Syrian Refugee Number, Composition Under Review

08/09/2015 10:44 AM AEST | Updated 15/07/2016 12:51 PM AEST
NEW! HIGHLIGHT AND SHARE
Highlight text to share via Facebook and Twitter
Anadolu Agency via Getty Images
MELBOURNE , AUSTRALIA - SEPTEMBER 07: Melbournians holding candles during a candle light vigil in honour of Syrian refugee Aylan Kurdi and in protest against the Australian government's position on refugees and asylum seekers on September 07, 2015, in Melbourne, Australia. (Photo by Asanka Brendon Ratnayake/Anadolu Agency/Getty Images)

Governments, churches and charities seem to be edging towards a consensus that the nation needs to accept more refugees amid the crisis in Europe, but factions are sharply divided on just who and how many could make it here.

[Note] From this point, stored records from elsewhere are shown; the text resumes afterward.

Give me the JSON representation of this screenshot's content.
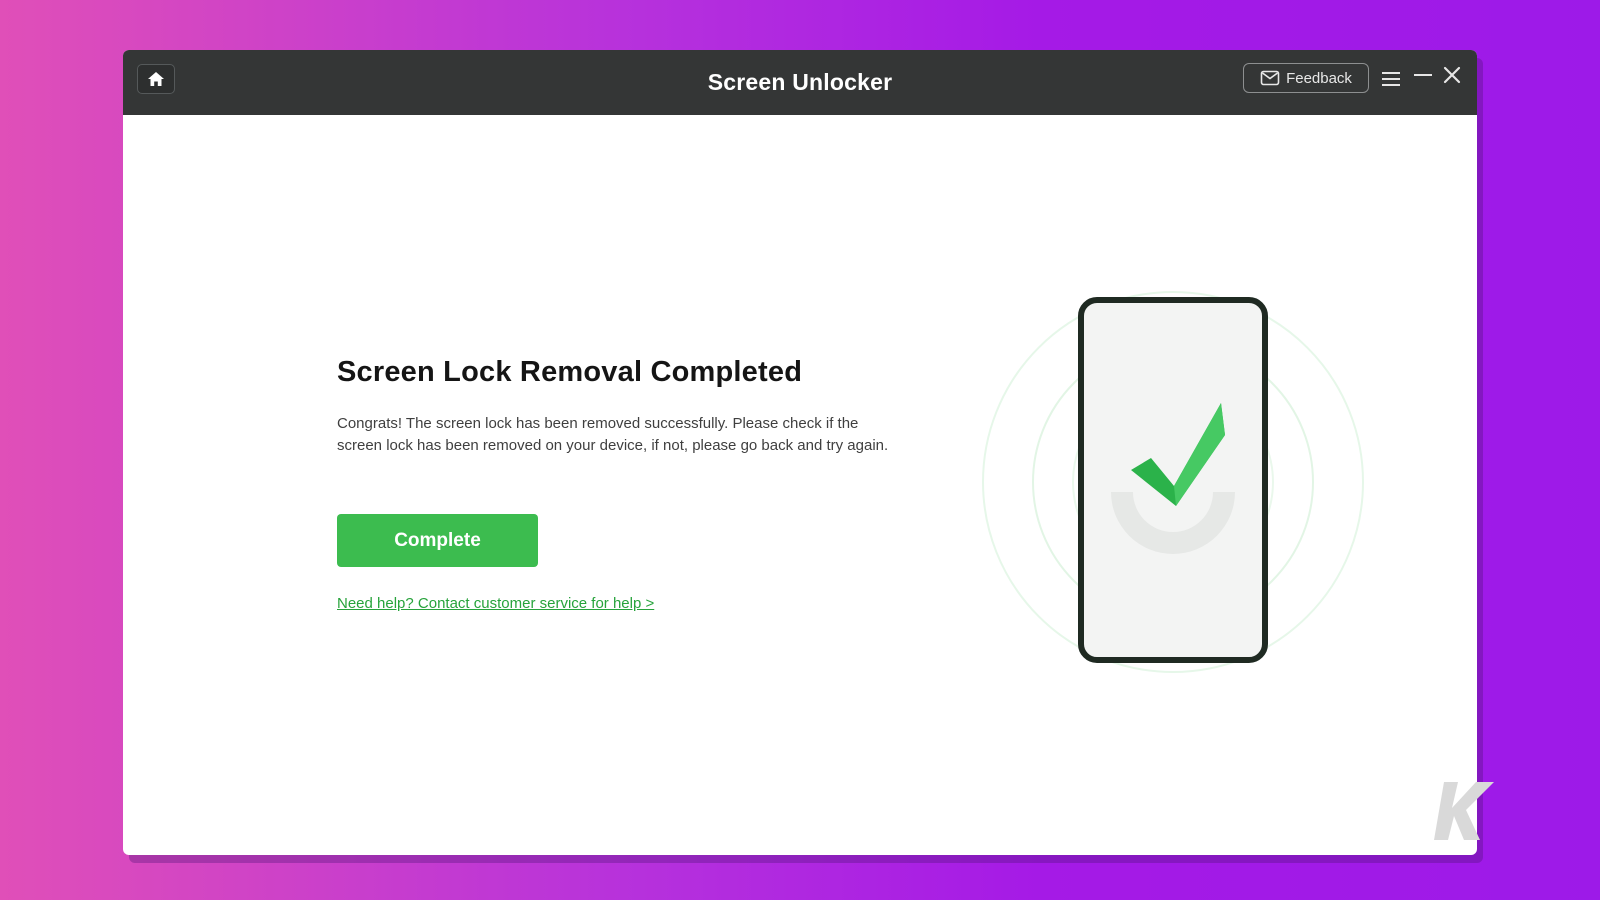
{
  "window": {
    "title": "Screen Unlocker",
    "home_icon": "home-icon",
    "feedback_label": "Feedback",
    "feedback_icon": "mail-icon",
    "menu_icon": "hamburger-menu-icon",
    "minimize_icon": "minimize-icon",
    "close_icon": "close-icon"
  },
  "main": {
    "heading": "Screen Lock Removal Completed",
    "description": "Congrats! The screen lock has been removed successfully. Please check if the screen lock has been removed on your device, if not, please go back and try again.",
    "complete_button": "Complete",
    "help_link": "Need help? Contact customer service for help >"
  },
  "illustration": {
    "icon": "phone-check-icon"
  },
  "watermark": {
    "text": "K",
    "icon": "knowtechie-logo"
  },
  "colors": {
    "accent_green": "#3cbc4f",
    "titlebar": "#343636",
    "link_green": "#27a33b"
  }
}
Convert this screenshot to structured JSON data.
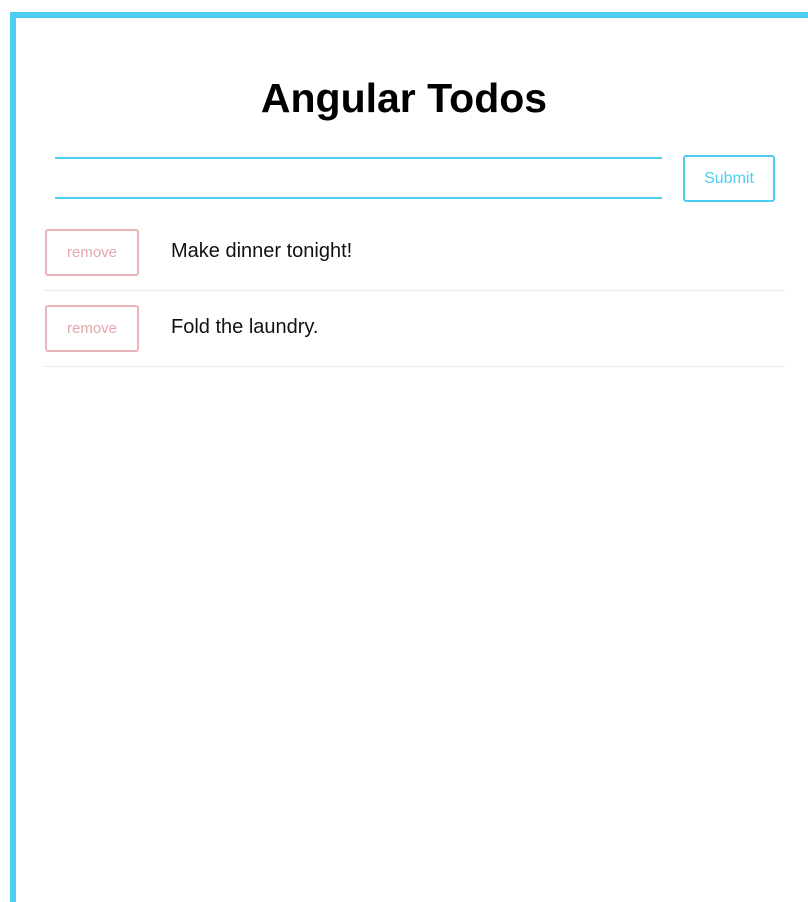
{
  "app": {
    "title": "Angular Todos"
  },
  "form": {
    "input_value": "",
    "input_placeholder": "",
    "submit_label": "Submit"
  },
  "todos": [
    {
      "remove_label": "remove",
      "text": "Make dinner tonight!"
    },
    {
      "remove_label": "remove",
      "text": "Fold the laundry."
    }
  ],
  "colors": {
    "accent": "#4ecdf2",
    "remove": "#e8b4b8",
    "divider": "#ebebeb"
  }
}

The Catholic Church is calling for preference to be given to Christian refugees, while aid agencies Oxfam, World Vision and Save the Children want the country’s humanitarian intake to increase to 30,000, after the federal government announced it would increase its intake of Syrian refugees without increasing the total number of humanitarian visas available.

Asylum seeker advocates have also backed calls for Australia to do more as Europe grapples with its worst migration crisis since World War II.

The Catholic Archbishop of Sydney, Anthony Fisher, commended the government’s announcement, but he called the overall intake to be “very substantially increased” and for preference to be given for Syrian Christians.

"We should also keep in mind the minorities within the Muslim community in these countries who are persecuted by Islamists and other Muslims,” the Archbishop said.

”We cannot leave this to government alone.”

He said he is committing the Archdiocese’s welfare agencies, parishes, religious communities and families to respond “generously to assisting any such refugees whom the Commonwealth allows to come to Sydney.”

Oxfam Australia Acting Executive Director Pam Anders said it was heartening to see politicians focussing their attention on those affected by the conflict in Syria, but they were still failing to see the big picture.

“Australia can, and must, do more,” Ms Anders said.

“No single country can solve the global refugee crisis, but as one of the world’s richest countries, Australia has a moral obligation to act, and to act now.”

The world’s poorer countries currently host 86 per cent of the world’s refugees, and they are stretched to their limits, World Vision said in the joint statement with other agencies.

More than 4 million people have had to flee Syria to escape the civil war. Globally the number of people displaced by conflict is almost 60 million.

World Vision Chief Executive Tim Costello said that the image of drowned Syrian toddler, Aylan Kurdi, whose tiny, lifeless body washed up on a Turkish beach, had touched many.

“They, as well as refugees from other countries, will continue to embark on perilous journeys as long as they face the daily threat of being abused, tortured or killed,” he said.

On Monday thousands rallied around the country to call for action on refugees, with a 10,000-strong crowd holding a candle-light vigil in Sydney's Hyde Park.